Dal fianco della montagna ch’era qui scoscesa e rocciosa, si staccò una ruina di ghiaia e precipitò strepitando e rimbalzando tra gli alberi. Istintivamente volsi gli occhi da quella parte, e scorsi un’ombra veloce balzare dietro il tronco d’un pino. Cosa fosse: se una scimmia, un orso o un uomo, non avrei saputo dire. Nera mi parve, e pelosa: altro non colsi. Ma lo spavento della nuova apparizione mi legò i piedi.

Ed eccomi la via sbarrata da ogni lato. Dietro a me, gli assassini; davanti, quel coso imboscato. Che fare? Non esitai a preferire agli ignoti i pericoli noti. Silver in persona mi sembrò meno terribile al paragone di quella creatura dei boschi, sicché voltai la schiena, e pur gettando indietro sospettose occhiate di sopra le spalle, ritornai sui miei passi nella direzione dei canotti.

Tosto l’ombra riapparve, e facendo un largo giro accennava a tagliarmi la strada. Io ero stanco, sì certo; ma fossi pur stato fresco come appena alzato, avrei ugualmente compreso che non era il caso di voler gareggiare di velocità con un tale avversario. La creatura schizzava da un albero all’altro simile a un daino, muovendosi su due gambe come noi; ma, cosa che mai a uomo vidi fare, correva quasi piegata in due. E nondimeno era un uomo; ormai non potevo più dubitarne.

Mi tornarono a mente cose udite dei cannibali, e fui a un pelo dal gridare al soccorso.
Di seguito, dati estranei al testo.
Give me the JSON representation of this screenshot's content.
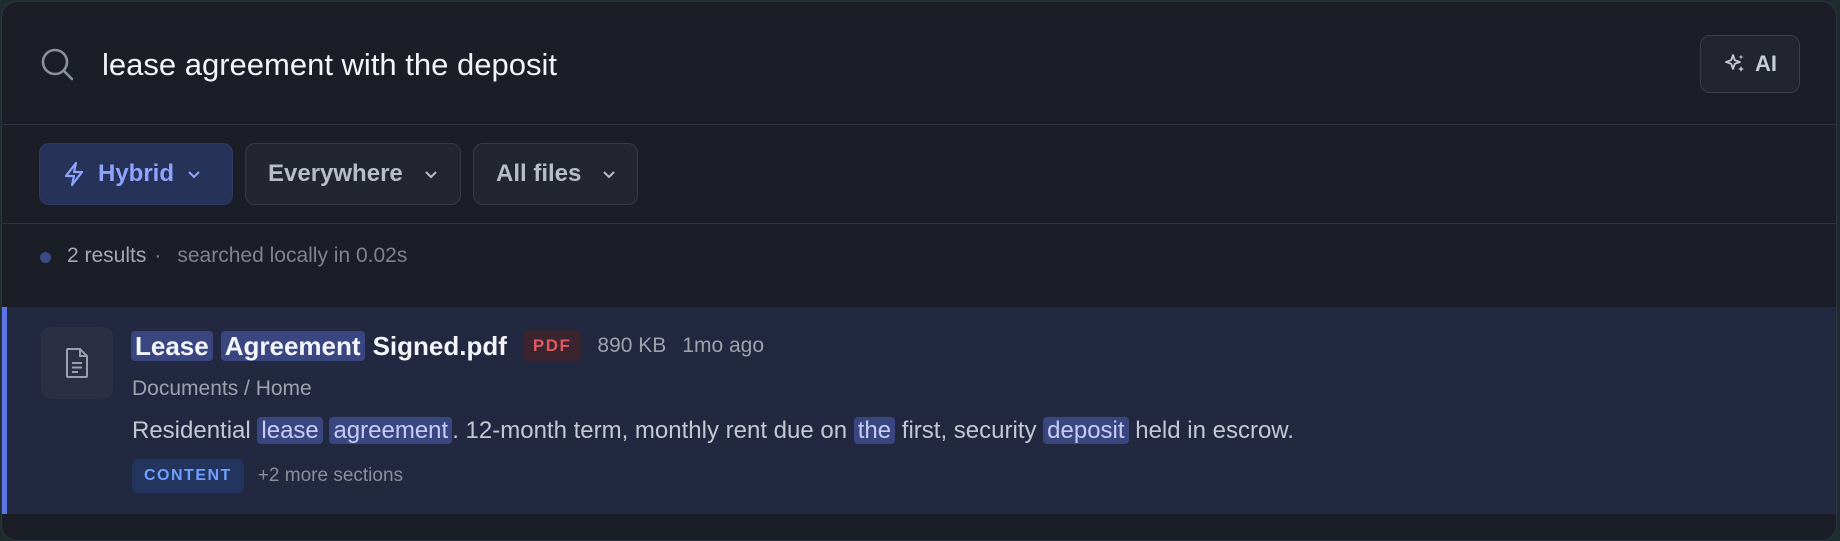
{
  "search": {
    "query": "lease agreement with the deposit",
    "ai_label": "AI"
  },
  "filters": {
    "mode": "Hybrid",
    "scope": "Everywhere",
    "file_type": "All files"
  },
  "status": {
    "count": "2 results",
    "separator": "·",
    "timing": "searched locally in 0.02s"
  },
  "result": {
    "title_hl1": "Lease",
    "title_hl2": "Agreement",
    "title_rest": "Signed.pdf",
    "type_badge": "PDF",
    "size": "890 KB",
    "age": "1mo ago",
    "path": "Documents / Home",
    "snippet": {
      "p1": "Residential",
      "hl1": "lease",
      "hl2": "agreement",
      "p2": ". 12-month term, monthly rent due on",
      "hl3": "the",
      "p3": "first, security",
      "hl4": "deposit",
      "p4": "held in escrow."
    },
    "section_badge": "CONTENT",
    "more_sections": "+2 more sections"
  },
  "colors": {
    "accent": "#5a74e8",
    "mode_text": "#8ea4ff",
    "pdf_badge": "#e0595f",
    "content_badge": "#6fa0ff"
  }
}
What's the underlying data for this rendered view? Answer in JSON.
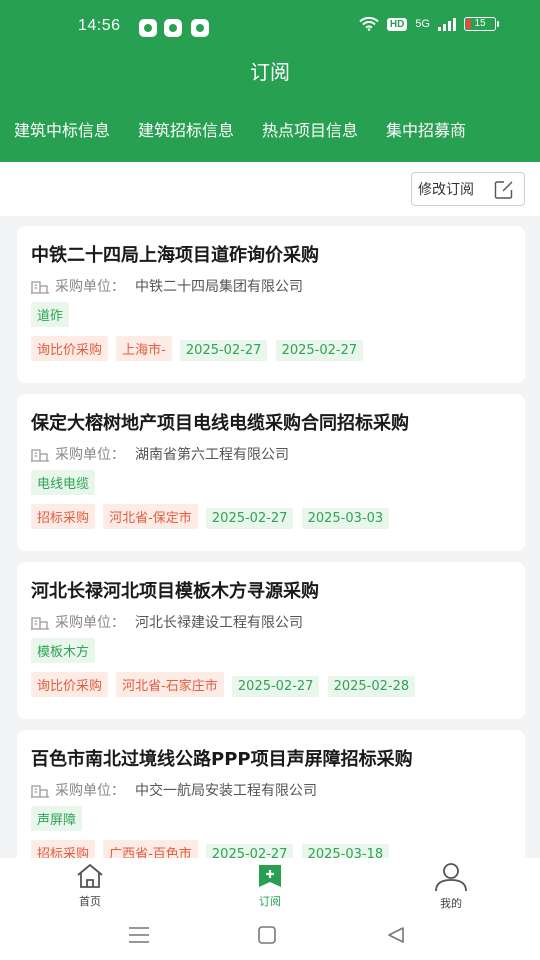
{
  "status_bar": {
    "time": "14:56",
    "network": "5G",
    "hd": "HD",
    "battery": "15"
  },
  "header": {
    "title": "订阅"
  },
  "tabs": [
    "建筑中标信息",
    "建筑招标信息",
    "热点项目信息",
    "集中招募商"
  ],
  "toolbar": {
    "edit_label": "修改订阅"
  },
  "buyer_label": "采购单位：",
  "cards": [
    {
      "title": "中铁二十四局上海项目道砟询价采购",
      "buyer": "中铁二十四局集团有限公司",
      "category": "道砟",
      "type": "询比价采购",
      "region": "上海市-",
      "date1": "2025-02-27",
      "date2": "2025-02-27"
    },
    {
      "title": "保定大榕树地产项目电线电缆采购合同招标采购",
      "buyer": "湖南省第六工程有限公司",
      "category": "电线电缆",
      "type": "招标采购",
      "region": "河北省-保定市",
      "date1": "2025-02-27",
      "date2": "2025-03-03"
    },
    {
      "title": "河北长禄河北项目模板木方寻源采购",
      "buyer": "河北长禄建设工程有限公司",
      "category": "模板木方",
      "type": "询比价采购",
      "region": "河北省-石家庄市",
      "date1": "2025-02-27",
      "date2": "2025-02-28"
    },
    {
      "title": "百色市南北过境线公路PPP项目声屏障招标采购",
      "buyer": "中交一航局安装工程有限公司",
      "category": "声屏障",
      "type": "招标采购",
      "region": "广西省-百色市",
      "date1": "2025-02-27",
      "date2": "2025-03-18"
    }
  ],
  "bottom_nav": {
    "home": "首页",
    "subscribe": "订阅",
    "me": "我的"
  },
  "colors": {
    "brand": "#27a151",
    "tag_green_bg": "#e8f6ec",
    "tag_red_bg": "#fdebe6",
    "tag_red_text": "#e65c3f"
  }
}
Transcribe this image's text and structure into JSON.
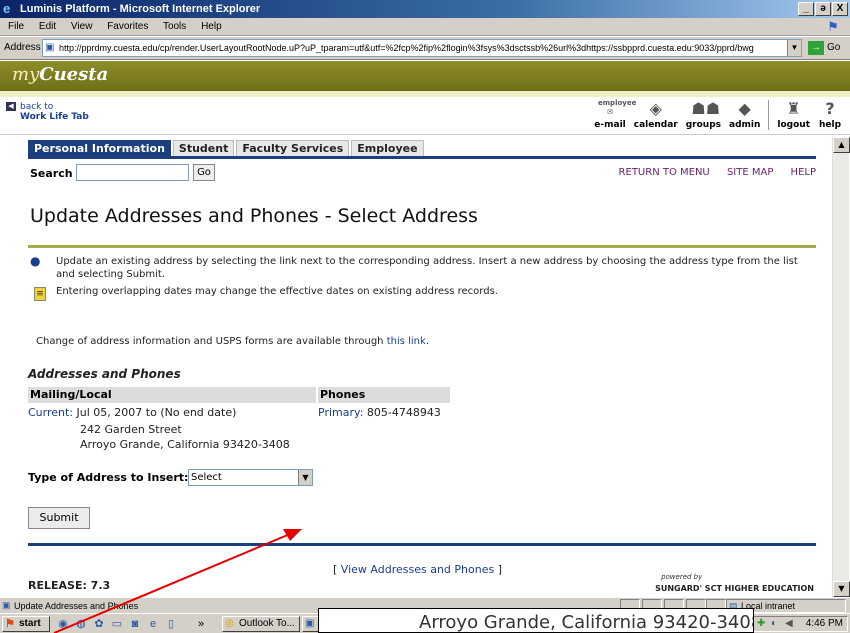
{
  "window": {
    "title": "Luminis Platform - Microsoft Internet Explorer",
    "btn_min": "_",
    "btn_max": "ə",
    "btn_close": "X"
  },
  "menu": [
    "File",
    "Edit",
    "View",
    "Favorites",
    "Tools",
    "Help"
  ],
  "address": {
    "label": "Address",
    "url": "http://pprdmy.cuesta.edu/cp/render.UserLayoutRootNode.uP?uP_tparam=utf&utf=%2fcp%2fip%2flogin%3fsys%3dsctssb%26url%3dhttps://ssbpprd.cuesta.edu:9033/pprd/bwg",
    "go_label": "Go"
  },
  "portal": {
    "brand_my": "my",
    "brand_name": "Cuesta",
    "back_line1": "back to",
    "back_line2": "Work Life Tab",
    "tools": [
      {
        "label": "e-mail",
        "icon": "employee-mail-icon",
        "icon_text": "employee"
      },
      {
        "label": "calendar",
        "icon": "calendar-icon"
      },
      {
        "label": "groups",
        "icon": "groups-icon"
      },
      {
        "label": "admin",
        "icon": "admin-icon"
      },
      {
        "label": "logout",
        "icon": "logout-icon"
      },
      {
        "label": "help",
        "icon": "help-icon"
      }
    ]
  },
  "tabs": [
    "Personal Information",
    "Student",
    "Faculty Services",
    "Employee"
  ],
  "search": {
    "label": "Search",
    "value": "",
    "go_label": "Go"
  },
  "toplinks": [
    "RETURN TO MENU",
    "SITE MAP",
    "HELP"
  ],
  "page": {
    "title": "Update Addresses and Phones - Select Address",
    "info1": "Update an existing address by selecting the link next to the corresponding address. Insert a new address by choosing the address type from the list and selecting Submit.",
    "info2": "Entering overlapping dates may change the effective dates on existing address records.",
    "change_text": "Change of address information and USPS forms are available through ",
    "change_link": "this link",
    "change_end": ".",
    "section_title": "Addresses and Phones",
    "col_mailing": "Mailing/Local",
    "col_phones": "Phones",
    "current_link": "Current:",
    "current_dates": " Jul 05, 2007 to (No end date)",
    "street": "242 Garden Street",
    "city_line": "Arroyo Grande, California   93420-3408",
    "primary_link": "Primary:",
    "primary_phone": " 805-4748943",
    "type_label": "Type of Address to Insert:",
    "type_value": "Select",
    "submit_label": "Submit",
    "view_pre": "[ ",
    "view_link": "View Addresses and Phones",
    "view_post": " ]",
    "release": "RELEASE: 7.3",
    "powered_by": "powered by",
    "sungard": "SUNGARD' SCT HIGHER EDUCATION"
  },
  "status": {
    "text": "Update Addresses and Phones",
    "zone": "Local intranet"
  },
  "taskbar": {
    "start": "start",
    "more": "»",
    "task_outlook": "Outlook To...",
    "clock": "4:46 PM"
  },
  "overlay": {
    "text": "Arroyo Grande, California   93420-3408"
  }
}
Ma il semplice fatto che si trattasse d’un uomo, sia pure selvaggio, mi rassicurava un poco; mentre la paura di Silver si ravvivava in proporzione. E perciò mi fermai, e stavo cercando una via di scampo, quando mi balenò il ricordo della mia pistola. Non ero dunque privo di mezzi di difesa. A questo pensiero ripresi animo, volsi risoluto la fronte all’uomo dell’isola, e gli mossi arditamente incontro.

Egli s’era in quel momento nascosto dietro il tronco d’un altro albero, ma doveva spiarmi attentamente, perché, vistomi avanzare nella sua direzione, riapparve e fece un passo verso di me; poi esitò, indietreggiò, si spinse di nuovo innanzi, e finalmente, con mio grande stupore e confusione si buttò in ginocchio e tese le mani giunte come a supplicare.

Io di nuovo mi fermai.

«Chi siete?», gli chiesi.

«Ben Gunn», rispose con una voce chioccia simile a una serratura arrugginita, «sono il povero Ben Gunn, e da tre anni non ho parlato a un cristiano.»

Mi accorsi allora ch’egli era un bianco al pari di me, e piacenti erano le sue fattezze. La sua pelle appariva bruciata dal sole, e le labbra annerite; e due begli occhi azzurri splendevano sorprendenti in quella faccia scura. Nessun pezzente avevo io mai visto o immaginato lacero e cencioso quanto codesto che dei pezzenti era il principe. Brandelli di vecchie vele di bastimento e di vecchi incerati marinareschi lo ricoprivano, e il complicato lavoro di rattoppatura era tenuto insieme da un sistema di legature le più strambe e diverse, come bottoni metallici, pezzi di giunco, e occhielli di cordicella catramata. Intorno alla vita portava un cinturino di cuoio stretto da una fibbia di rame: l’unico oggetto solido in tutto il suo vestiario.

«Tre anni!», esclamai. «Naufragato?»

«No, ragazzo mio, marooned1

Quel termine non mi giungeva nuovo: sapevo che si applica a quella orribile forma di castigo abbastanza in uso presso i pirati, consistente nel deporre il colpevole con un po’ di polvere e qualche palla, sopra un’isola deserta e lontana.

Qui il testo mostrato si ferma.